Movies: Idiotic Horror Double Feature
People watch horror movies expecting the characters to do something stupid - "Don't pick up the phone! Don't run upstairs!" But there are some horror flicks where the characters are so boneheaded that you want to hit them with a clue bat. Let's take a look at a couple examples:
The Strangers
The slasher flick has a long and storied tradition, but the home invasion aspect of the whole thing - that some weirdo has entered our residence to mess with us - still strikes a deeply American nerve. "The Strangers," directed by Bryan Bertino and starring Liv Tyler and Scott Speedman, is a stylish low-budget horror thriller with some good design choices and some awful writing.
I like the film's moody lighting, and the creepy (though eventually trite) use of old musical recordings in the soundtrack. Even the run-up to the actual horror is better than most - Tyler and Speedman are an estranged couple who find themselves seemingly beset by mysterious strangers. Who are they? What do they want?
Unfortunately, as soon as the actual horror starts, all semblance of intelligence goes out the window - characters start wandering around for seemingly no reason, and no one ever thinks to call the cops when things start falling apart. Mild spoiler: there's a particular sequence with a shotgun that seems ripped from gun control rhetoric. I guess it's hard to justify story-wise how some home invaders can stand up against a 12 gauge, but it doesn't give the screenwriter a license to chain improbabilities together.
Rating: 4/10
The Ruins
In "The Ruins," some twenty-something tourists decide to trek deep into the Mexican jungle to visit an ancient Mayan ruin:
Of course, any sane person would want to notify someone where they were going before a trip like that, and would ideally take supplies for hiking - water, food, first aid kit, etc. The scatterbrained tourists bring a couple bottles of water and a bottle of liquor. It only gets worse.
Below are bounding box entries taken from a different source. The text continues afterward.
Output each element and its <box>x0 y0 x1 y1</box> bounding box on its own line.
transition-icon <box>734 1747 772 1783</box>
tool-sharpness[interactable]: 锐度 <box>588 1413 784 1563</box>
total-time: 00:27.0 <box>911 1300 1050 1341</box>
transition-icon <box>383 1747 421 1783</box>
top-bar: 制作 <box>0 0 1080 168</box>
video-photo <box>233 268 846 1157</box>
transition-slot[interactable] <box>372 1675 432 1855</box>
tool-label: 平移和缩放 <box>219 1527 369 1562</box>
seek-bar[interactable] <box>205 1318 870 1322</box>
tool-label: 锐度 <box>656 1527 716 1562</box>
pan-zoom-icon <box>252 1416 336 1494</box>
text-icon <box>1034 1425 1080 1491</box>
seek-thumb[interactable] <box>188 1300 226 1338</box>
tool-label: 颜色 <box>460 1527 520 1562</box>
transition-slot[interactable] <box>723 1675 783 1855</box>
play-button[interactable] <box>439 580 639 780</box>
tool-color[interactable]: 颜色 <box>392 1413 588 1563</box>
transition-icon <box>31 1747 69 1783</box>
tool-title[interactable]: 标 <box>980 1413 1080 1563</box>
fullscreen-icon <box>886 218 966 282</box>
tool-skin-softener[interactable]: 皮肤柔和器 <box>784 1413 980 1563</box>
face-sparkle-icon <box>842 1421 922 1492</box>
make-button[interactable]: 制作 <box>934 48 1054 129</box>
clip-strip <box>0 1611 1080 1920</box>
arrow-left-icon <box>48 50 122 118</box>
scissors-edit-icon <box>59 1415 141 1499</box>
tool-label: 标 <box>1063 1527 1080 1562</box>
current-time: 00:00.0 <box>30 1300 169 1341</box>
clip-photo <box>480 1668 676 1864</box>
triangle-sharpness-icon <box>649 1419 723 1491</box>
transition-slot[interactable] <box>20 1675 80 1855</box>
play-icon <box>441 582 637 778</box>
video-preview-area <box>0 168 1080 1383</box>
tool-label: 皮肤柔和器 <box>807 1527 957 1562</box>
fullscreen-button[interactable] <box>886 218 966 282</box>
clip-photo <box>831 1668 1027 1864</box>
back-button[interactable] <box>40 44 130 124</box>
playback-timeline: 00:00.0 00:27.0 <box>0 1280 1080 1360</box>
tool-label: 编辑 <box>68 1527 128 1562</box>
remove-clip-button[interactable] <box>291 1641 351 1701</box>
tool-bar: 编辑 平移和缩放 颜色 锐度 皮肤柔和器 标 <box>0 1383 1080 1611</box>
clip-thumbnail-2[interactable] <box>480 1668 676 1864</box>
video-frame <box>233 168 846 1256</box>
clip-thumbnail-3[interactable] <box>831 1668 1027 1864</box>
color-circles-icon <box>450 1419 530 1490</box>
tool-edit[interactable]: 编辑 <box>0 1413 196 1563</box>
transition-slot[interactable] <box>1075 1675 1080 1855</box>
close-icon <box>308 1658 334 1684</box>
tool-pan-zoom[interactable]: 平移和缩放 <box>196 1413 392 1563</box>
"The Ruins" is one of those on-the-cheap studio horror flicks that has a lot of good ideas but no place to put them. The main antagonist is a mystery until a good part of the film goes by, but let's just say that it's an interesting concept, executed well. I hope I'm not giving too much away by saying that there's a certain biohorror element going on here, almost like a poor man's Cronenberg.
So the effects are good, the gore is good, and the cinematography is good, especially considering the limited budget (heck, even the actors do a decent job with the material). If the script was better, if the characters weren't quite so stupid or quite so foolhardy, this could have been a fine horror flick, but as it stands I give it a--
Rating: 6/10
1 Comments:
I had a different impression of "The Strangers" than you did. It seems to me that, if you watch it carefully, there is an explanation for every decision the protagonists make. It might not be a very good explanation, but at least the scriptwriter/director tried.
But, even though someone tried to inject some logic behind the actions of the good guys, I found the villains to be ridiculous. They were ninjas! Ninjas with super powers!
How else could they get inside of a locked house, without breaking any windows or smashing a door lock? How else could they stand around, in plain view, always being able to keep the protagonists from noticing that anyone was there? How else could they subdue desperate people who were fighting for their very lives without breaking a sweat, or taking those idiotic masks off?
There needs to be tension and danger in horror films. This is usually achieved by having the good guys make moronic decisions that put them in harms way. This movie tried hard not to fall into that cliche, but that didn't alleviate the need for some form of physical jeopardy. So they made the bad guys some sort of unstoppable, untouchable, unseeable threat.
I still found ti to be as disappointing as most horror films, just in a different way.